What is literature and how did it change your life?
Writer, poet, teacher and translator Christopher Alexander Gellert asks these questions and more in search of how literature has changed people's lives. His project, Why We Read, will take him from Normandy and the Basque Country to Alsace and Brittany to uncover these stories.
"Often you'll think of literature as a little bonus, an extra, and people write it off as something that doesn't have value or something that doesn't have real impact," says Gellert. "But literature is anything that is a written story. It's about the books that have touched you and moved you. When you read you are forced to pause and you are forced to think beyond yourself. Literature demands your attention in ways that other media do not."
Why We Read will explore how reading changes a person. Set against the backdrop of France, Gellert, who studied French literature and speaks French fluently, hopes to discover how literature can impact a person's life.
"Literature is very intimate and can have enormous impact on our personal evolution," he says. "But it also defines and creates our relationship with others."
Naturally, these discussions will take place over a delicious meal which Gellert will prepare. The project will be tailored to the people who take part in it. It will be not only about what participants read, but what they love to eat, as well. Gellert plans to gather these stories over the course of a year and publish them in a book.

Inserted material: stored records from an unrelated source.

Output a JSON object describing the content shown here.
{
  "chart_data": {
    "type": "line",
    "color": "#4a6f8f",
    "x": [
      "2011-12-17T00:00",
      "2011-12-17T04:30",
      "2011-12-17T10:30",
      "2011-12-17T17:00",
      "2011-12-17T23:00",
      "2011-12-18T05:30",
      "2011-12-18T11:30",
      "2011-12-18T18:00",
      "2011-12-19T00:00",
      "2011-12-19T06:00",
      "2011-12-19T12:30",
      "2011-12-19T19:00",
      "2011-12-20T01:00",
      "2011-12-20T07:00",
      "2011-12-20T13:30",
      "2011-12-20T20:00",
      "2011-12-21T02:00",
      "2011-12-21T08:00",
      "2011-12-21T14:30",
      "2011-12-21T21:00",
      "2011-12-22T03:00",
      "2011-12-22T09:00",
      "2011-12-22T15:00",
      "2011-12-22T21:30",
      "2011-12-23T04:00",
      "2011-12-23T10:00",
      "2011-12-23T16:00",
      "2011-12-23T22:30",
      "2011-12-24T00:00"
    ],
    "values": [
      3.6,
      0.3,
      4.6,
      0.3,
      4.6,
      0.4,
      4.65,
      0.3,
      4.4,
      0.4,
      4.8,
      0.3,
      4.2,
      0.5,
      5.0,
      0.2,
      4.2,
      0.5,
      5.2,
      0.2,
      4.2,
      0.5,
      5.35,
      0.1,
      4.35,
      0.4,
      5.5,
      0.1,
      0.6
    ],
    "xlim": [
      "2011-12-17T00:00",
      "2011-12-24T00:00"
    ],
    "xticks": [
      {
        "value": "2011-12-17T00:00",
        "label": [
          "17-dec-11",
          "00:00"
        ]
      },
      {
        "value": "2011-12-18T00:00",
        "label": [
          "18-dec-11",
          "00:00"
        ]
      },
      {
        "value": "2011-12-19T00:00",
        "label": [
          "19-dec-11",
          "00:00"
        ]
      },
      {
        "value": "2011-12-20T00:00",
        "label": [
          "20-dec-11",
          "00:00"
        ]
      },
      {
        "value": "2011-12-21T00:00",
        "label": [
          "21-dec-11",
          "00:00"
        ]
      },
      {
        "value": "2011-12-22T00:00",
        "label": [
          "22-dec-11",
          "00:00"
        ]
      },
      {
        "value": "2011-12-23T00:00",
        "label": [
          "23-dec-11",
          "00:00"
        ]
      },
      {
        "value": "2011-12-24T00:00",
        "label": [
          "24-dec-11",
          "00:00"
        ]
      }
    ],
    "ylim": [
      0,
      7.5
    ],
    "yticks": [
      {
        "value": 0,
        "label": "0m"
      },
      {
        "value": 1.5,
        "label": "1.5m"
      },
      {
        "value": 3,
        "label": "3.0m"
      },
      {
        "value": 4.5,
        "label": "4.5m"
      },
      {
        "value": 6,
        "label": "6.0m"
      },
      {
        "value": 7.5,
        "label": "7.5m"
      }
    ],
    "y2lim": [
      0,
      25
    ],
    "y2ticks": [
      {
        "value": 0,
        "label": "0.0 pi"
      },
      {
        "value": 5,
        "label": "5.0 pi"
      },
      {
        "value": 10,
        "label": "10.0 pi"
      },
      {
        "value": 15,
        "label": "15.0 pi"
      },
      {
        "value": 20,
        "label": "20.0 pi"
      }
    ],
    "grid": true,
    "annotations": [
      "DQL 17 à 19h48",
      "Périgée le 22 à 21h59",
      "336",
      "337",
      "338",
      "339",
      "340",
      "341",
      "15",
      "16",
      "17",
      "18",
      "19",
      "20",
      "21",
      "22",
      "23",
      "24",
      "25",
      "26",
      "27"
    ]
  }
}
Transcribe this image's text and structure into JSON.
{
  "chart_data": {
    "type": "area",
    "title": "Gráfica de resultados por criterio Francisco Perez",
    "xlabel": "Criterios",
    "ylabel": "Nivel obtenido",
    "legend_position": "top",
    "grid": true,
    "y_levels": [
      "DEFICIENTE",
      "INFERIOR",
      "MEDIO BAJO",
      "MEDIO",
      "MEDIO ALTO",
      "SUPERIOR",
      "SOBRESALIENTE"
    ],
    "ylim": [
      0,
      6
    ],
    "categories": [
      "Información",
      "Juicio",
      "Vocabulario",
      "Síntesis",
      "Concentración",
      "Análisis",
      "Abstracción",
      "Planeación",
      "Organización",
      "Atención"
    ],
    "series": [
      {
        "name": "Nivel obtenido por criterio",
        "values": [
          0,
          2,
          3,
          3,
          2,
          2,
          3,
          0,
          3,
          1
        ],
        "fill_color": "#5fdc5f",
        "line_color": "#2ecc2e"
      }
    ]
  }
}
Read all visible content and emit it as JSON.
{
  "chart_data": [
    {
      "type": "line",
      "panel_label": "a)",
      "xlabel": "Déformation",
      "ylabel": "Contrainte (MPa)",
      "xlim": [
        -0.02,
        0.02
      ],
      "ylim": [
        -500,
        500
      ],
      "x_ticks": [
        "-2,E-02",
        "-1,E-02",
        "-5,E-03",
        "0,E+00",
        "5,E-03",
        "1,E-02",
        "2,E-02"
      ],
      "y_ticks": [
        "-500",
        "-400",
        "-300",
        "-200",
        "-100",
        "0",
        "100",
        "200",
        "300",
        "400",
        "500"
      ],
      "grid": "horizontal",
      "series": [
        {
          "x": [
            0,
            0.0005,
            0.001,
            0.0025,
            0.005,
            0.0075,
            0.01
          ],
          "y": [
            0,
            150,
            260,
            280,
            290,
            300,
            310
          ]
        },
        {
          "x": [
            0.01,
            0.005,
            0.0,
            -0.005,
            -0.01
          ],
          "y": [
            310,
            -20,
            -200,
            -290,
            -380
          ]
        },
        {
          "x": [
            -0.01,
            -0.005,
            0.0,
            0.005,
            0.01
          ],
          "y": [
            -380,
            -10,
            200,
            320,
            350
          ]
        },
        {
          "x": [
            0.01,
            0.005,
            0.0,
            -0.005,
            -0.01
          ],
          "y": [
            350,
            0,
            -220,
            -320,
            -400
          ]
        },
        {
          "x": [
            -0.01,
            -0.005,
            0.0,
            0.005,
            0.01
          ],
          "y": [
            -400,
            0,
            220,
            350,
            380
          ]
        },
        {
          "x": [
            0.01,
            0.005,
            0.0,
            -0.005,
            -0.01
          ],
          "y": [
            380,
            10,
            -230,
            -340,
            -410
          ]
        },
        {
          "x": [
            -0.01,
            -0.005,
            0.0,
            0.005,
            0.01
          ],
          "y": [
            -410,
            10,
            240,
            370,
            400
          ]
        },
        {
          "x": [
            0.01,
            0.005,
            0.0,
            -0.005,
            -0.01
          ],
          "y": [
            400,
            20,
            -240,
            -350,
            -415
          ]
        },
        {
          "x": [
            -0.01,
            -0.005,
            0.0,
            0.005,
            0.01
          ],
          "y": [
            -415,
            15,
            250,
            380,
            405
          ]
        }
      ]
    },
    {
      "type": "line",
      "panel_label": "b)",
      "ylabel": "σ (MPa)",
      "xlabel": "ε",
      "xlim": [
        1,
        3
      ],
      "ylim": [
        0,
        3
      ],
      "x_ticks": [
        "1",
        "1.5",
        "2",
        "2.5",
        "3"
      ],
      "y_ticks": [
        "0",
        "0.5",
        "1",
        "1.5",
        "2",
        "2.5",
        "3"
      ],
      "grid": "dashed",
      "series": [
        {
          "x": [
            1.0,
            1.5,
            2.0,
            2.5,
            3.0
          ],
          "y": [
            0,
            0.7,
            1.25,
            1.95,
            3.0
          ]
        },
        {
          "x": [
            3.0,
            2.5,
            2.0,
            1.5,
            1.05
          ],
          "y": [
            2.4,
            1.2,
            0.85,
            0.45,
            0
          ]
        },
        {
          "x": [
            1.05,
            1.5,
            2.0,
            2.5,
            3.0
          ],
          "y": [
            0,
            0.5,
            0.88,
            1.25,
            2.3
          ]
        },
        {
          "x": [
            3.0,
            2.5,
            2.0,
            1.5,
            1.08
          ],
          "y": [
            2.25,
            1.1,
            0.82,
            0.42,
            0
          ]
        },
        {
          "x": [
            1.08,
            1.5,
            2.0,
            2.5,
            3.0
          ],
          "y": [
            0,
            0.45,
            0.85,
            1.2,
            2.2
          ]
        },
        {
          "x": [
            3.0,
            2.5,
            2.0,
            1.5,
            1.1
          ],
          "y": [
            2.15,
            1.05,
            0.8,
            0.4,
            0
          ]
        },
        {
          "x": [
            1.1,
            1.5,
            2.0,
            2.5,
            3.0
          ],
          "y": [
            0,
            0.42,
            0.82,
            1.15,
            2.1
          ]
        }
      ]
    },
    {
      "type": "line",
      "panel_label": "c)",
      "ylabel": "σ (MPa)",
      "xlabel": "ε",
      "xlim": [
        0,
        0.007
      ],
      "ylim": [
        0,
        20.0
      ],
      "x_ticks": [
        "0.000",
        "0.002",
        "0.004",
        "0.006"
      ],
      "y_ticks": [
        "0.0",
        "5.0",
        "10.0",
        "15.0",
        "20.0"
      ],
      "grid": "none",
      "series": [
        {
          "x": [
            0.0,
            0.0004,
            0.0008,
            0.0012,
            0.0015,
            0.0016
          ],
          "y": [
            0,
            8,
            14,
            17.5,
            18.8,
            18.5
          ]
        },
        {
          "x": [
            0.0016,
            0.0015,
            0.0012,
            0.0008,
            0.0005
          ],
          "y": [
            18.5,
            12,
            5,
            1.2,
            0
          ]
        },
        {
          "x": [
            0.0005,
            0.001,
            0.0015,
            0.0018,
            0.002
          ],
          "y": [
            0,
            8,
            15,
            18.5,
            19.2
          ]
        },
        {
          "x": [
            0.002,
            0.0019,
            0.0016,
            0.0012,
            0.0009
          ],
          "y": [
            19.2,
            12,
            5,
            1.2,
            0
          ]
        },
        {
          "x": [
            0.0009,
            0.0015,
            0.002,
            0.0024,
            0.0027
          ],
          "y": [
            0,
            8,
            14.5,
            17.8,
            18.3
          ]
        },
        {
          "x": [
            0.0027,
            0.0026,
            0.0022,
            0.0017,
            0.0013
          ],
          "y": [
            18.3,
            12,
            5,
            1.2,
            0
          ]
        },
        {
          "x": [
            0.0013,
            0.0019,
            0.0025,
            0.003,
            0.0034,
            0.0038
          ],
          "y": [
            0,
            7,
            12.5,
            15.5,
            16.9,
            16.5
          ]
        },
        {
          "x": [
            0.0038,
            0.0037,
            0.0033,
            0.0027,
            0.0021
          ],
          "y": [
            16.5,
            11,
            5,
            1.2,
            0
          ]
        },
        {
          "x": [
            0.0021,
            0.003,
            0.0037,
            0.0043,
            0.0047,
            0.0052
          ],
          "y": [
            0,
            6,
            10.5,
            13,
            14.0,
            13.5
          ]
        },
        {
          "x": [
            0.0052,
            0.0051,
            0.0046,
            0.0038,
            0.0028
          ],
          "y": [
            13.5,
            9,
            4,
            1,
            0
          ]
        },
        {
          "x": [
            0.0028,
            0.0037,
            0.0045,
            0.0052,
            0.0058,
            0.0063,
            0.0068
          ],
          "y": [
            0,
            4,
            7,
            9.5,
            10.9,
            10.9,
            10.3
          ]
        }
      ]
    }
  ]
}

A book is something very intimate and you carry it within yourself after you read it, but it is also something shared, says Gellert. A meal is also a shared space, something that is very intimate. A book is also something that you have to digest and it may take a person years to assimilate. There is something very sacred in these ordinary things. Having a meal with someone. Reading a book. Asking questions. Finding out how that person has changed.
Gellert hopes to raise $26,000 for the project. The funds will go toward the cost of travel, preparation of meals and cost of living during the year-long research and writing of these stories.
"We need to be able to nourish our souls," he says. "To stop thinking that it is somehow secondary in the face of ever-changing technology, our emotional intelligence has not caught up. It's not only about how reading changes us, but putting that back at the center of the conversation. That it is fundamental."
To paraphrase Proust, "Reading is not an end unto itself, but it is about unlocking portals of consciousness."